The breakdown began at 1318 PDT when connectivity issues for EC2 instances and high error rates began to be reported. The root cause was a system failure which took out air handlers, and allowed air temperatures to rise.

"Servers and networking equipment in the affected Availability Zone began to power-off when unsafe temperatures were reached," says Amazon's report on the incident. This became more serious when multiple redundant switches shut down: "A larger number of EC2 instances in this single Availability Zone lost network connectivity."

AWS staff could have easily fixed the air handling problem before any IT services were impacted, if not for one problem, said AWS: "While our operators would normally have been able to restore cooling before impact, a fire suppression system activated inside a section of the affected Availability Zone."

This suppression system is meant to activate when it detects smoke, so it should not have been activated by the raised temperature of the facility. However, because it went off, the data center was "evacuated and sealed." Also, a chemical was released which would remove oxygen - and would have put out any fire - if there had been one.
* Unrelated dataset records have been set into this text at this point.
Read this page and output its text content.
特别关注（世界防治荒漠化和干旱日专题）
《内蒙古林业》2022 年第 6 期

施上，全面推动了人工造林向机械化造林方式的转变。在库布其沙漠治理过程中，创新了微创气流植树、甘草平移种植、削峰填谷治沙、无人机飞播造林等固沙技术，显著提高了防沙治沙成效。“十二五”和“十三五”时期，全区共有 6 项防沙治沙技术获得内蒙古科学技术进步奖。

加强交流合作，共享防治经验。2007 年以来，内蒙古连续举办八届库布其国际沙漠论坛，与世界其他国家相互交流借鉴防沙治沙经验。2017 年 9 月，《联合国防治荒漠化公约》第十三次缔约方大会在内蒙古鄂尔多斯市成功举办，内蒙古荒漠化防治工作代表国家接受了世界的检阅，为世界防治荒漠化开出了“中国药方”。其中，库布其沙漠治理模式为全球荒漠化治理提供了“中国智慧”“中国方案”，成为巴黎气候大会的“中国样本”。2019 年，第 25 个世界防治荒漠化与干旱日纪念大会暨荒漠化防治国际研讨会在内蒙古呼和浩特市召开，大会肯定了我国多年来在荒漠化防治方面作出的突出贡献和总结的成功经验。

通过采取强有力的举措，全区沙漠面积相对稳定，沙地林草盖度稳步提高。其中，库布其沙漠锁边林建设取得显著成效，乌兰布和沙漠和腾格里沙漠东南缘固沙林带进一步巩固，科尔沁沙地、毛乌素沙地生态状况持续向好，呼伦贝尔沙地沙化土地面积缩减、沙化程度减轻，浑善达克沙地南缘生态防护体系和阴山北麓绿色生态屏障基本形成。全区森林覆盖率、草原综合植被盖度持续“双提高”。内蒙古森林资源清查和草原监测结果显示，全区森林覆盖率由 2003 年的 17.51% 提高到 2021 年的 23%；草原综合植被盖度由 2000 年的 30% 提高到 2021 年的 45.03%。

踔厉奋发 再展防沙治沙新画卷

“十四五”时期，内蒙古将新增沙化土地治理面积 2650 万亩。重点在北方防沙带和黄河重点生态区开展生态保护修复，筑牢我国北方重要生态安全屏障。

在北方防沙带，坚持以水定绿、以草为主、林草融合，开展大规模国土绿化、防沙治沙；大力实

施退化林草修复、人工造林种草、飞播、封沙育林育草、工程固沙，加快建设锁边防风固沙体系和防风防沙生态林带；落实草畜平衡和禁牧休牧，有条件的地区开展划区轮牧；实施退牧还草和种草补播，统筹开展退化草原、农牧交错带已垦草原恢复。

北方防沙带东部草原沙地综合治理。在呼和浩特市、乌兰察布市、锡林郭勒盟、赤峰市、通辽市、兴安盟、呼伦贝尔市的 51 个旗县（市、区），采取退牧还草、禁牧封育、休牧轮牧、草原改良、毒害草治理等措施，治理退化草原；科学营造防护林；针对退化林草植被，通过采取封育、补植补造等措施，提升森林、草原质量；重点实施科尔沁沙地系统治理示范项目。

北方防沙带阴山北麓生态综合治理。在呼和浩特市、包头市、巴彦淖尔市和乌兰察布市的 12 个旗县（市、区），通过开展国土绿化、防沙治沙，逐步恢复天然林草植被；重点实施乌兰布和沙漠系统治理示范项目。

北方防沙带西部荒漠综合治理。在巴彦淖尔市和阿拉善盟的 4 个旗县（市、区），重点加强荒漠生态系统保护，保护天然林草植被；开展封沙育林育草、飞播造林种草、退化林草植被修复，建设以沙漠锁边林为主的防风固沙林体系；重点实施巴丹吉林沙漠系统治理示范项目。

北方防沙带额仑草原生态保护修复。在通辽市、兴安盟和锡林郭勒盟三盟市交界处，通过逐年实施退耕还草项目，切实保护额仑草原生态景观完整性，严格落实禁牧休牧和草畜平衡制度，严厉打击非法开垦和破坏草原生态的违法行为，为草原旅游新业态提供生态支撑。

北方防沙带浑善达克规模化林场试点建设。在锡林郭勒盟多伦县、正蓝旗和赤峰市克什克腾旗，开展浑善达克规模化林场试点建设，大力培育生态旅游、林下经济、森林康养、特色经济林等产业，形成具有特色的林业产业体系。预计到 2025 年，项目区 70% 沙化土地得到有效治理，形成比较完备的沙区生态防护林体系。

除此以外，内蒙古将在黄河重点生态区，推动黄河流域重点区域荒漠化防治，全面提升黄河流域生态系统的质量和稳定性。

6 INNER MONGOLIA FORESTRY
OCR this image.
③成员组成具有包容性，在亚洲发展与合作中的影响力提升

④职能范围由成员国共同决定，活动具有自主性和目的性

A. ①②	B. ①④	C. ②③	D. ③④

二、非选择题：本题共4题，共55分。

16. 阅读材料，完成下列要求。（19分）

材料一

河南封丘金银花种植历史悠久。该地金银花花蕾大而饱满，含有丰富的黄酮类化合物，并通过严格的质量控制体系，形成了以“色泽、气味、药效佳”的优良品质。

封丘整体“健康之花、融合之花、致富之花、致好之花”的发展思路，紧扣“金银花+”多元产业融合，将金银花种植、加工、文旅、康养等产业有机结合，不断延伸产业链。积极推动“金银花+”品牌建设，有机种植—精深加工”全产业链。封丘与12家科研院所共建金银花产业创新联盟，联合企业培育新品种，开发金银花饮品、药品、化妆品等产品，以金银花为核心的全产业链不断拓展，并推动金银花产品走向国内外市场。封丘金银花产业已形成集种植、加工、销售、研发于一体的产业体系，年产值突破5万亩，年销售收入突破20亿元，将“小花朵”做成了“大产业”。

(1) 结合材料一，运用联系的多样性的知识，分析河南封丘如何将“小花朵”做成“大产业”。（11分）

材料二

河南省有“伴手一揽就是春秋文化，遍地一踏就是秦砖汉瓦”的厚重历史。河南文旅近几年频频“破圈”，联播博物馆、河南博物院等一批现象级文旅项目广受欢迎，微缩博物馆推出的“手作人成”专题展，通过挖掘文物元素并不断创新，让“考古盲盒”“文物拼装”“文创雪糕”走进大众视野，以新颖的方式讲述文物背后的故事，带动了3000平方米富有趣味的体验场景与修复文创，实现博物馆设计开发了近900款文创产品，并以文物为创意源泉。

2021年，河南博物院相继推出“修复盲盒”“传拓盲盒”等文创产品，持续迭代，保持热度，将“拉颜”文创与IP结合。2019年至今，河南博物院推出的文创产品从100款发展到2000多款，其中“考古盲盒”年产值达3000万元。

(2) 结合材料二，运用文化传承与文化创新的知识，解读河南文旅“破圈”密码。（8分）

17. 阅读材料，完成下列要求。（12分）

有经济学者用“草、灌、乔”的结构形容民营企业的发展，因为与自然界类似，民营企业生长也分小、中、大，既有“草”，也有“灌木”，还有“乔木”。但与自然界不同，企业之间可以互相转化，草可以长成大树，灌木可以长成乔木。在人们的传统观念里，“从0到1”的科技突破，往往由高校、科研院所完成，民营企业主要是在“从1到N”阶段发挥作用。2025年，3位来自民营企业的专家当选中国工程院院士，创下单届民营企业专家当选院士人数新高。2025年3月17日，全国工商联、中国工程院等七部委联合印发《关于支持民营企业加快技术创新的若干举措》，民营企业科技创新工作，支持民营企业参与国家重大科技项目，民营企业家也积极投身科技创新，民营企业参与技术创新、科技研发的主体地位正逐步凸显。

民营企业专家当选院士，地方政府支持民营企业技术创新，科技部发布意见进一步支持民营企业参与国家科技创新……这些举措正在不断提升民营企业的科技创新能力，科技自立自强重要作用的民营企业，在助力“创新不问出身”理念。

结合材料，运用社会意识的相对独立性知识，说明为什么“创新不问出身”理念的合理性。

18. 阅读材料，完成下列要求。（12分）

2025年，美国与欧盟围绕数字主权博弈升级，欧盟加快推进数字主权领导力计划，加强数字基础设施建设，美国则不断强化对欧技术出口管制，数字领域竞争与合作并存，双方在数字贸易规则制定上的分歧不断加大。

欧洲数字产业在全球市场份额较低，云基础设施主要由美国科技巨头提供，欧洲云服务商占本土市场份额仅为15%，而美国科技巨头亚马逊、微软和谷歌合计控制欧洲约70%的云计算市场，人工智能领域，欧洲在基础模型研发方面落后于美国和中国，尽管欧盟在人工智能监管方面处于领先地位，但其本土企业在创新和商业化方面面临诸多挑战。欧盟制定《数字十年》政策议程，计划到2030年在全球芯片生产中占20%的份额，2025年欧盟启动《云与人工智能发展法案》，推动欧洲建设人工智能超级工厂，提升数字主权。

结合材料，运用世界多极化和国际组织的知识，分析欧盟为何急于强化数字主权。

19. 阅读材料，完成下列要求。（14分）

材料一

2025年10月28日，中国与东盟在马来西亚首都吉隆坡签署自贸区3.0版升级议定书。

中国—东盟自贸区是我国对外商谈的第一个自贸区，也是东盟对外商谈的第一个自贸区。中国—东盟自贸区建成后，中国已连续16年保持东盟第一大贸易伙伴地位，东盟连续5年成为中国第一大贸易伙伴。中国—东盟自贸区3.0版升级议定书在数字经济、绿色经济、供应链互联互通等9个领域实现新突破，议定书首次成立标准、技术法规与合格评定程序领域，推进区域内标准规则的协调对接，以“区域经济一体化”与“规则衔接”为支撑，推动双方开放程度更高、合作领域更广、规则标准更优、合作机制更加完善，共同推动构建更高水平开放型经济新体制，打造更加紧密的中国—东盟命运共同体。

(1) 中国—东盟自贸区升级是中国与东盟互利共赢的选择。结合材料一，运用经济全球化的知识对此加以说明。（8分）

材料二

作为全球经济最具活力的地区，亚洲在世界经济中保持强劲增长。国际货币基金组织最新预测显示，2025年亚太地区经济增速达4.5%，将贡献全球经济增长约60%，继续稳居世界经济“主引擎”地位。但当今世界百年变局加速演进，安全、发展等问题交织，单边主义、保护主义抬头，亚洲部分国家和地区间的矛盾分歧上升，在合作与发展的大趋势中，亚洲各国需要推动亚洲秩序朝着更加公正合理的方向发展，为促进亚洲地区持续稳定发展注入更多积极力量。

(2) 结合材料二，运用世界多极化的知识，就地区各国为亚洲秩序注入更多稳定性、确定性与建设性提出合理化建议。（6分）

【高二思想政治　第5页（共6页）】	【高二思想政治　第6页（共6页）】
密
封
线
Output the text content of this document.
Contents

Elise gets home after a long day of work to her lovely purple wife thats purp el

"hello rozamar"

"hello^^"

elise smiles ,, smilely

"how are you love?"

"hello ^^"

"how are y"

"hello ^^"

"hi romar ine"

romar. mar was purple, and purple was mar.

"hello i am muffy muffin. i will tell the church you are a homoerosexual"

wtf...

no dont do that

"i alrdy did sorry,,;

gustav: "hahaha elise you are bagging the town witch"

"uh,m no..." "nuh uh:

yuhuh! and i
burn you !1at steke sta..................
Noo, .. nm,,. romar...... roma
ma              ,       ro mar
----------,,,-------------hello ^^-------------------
Since a fire alarm had been raised, AWS could not do anything for some time. First, the fire department had to determine the site was safe, and then the site had to be made habitable by humans once more: "In order to recover the impacted instances and network equipment, we needed to wait until the fire department was able to inspect the facility. After the fire department determined that there was no fire in the data center and it was safe to return, the building needed to be re-oxygenated before it was safe for engineers to enter the facility and restore the affected networking gear and servers."

Once the cooling was available again, the servers and switches were turned on, and all instances recovered quickly, except for a very few volumes that were adversely affected, AWS reports. "We continue to work to recover those last affected instances and volumes, and have opened notifications for the remaining impacted customers via the Personal Health Dashboard. For immediate recovery of those resources, we recommend replacing any remaining affected instances or volumes if possible.

Meanwhile, that recalcitrant fire suppression system has been disabled. It is designed to require smoke to activate, so it should not have discharged.

"This system will remain inactive until we are able to determine what triggered it improperly," says AWS.

Does this mean, the data center has a slightly higher risk of fire now? Not according to AWS, which says "alternate fire suppression measures are being used to protect the data center".

That is an important footnote because, while data center fires are mercifully rare this year has seen a very serious conflagration at OVHcloud's Strasbourg site, which eliminated two data centers.

Fire suppression systems are clearly necessary, but incidents where they fail and cause outages themselves are all too frequent. In 2017, an incident caused an Azure outage, in 2018, a fire suppression failure took out a DigiPlex data center and the Nordic Nasdaq, and the State of New Jersey's data center also went down in 2018 in a similar incident.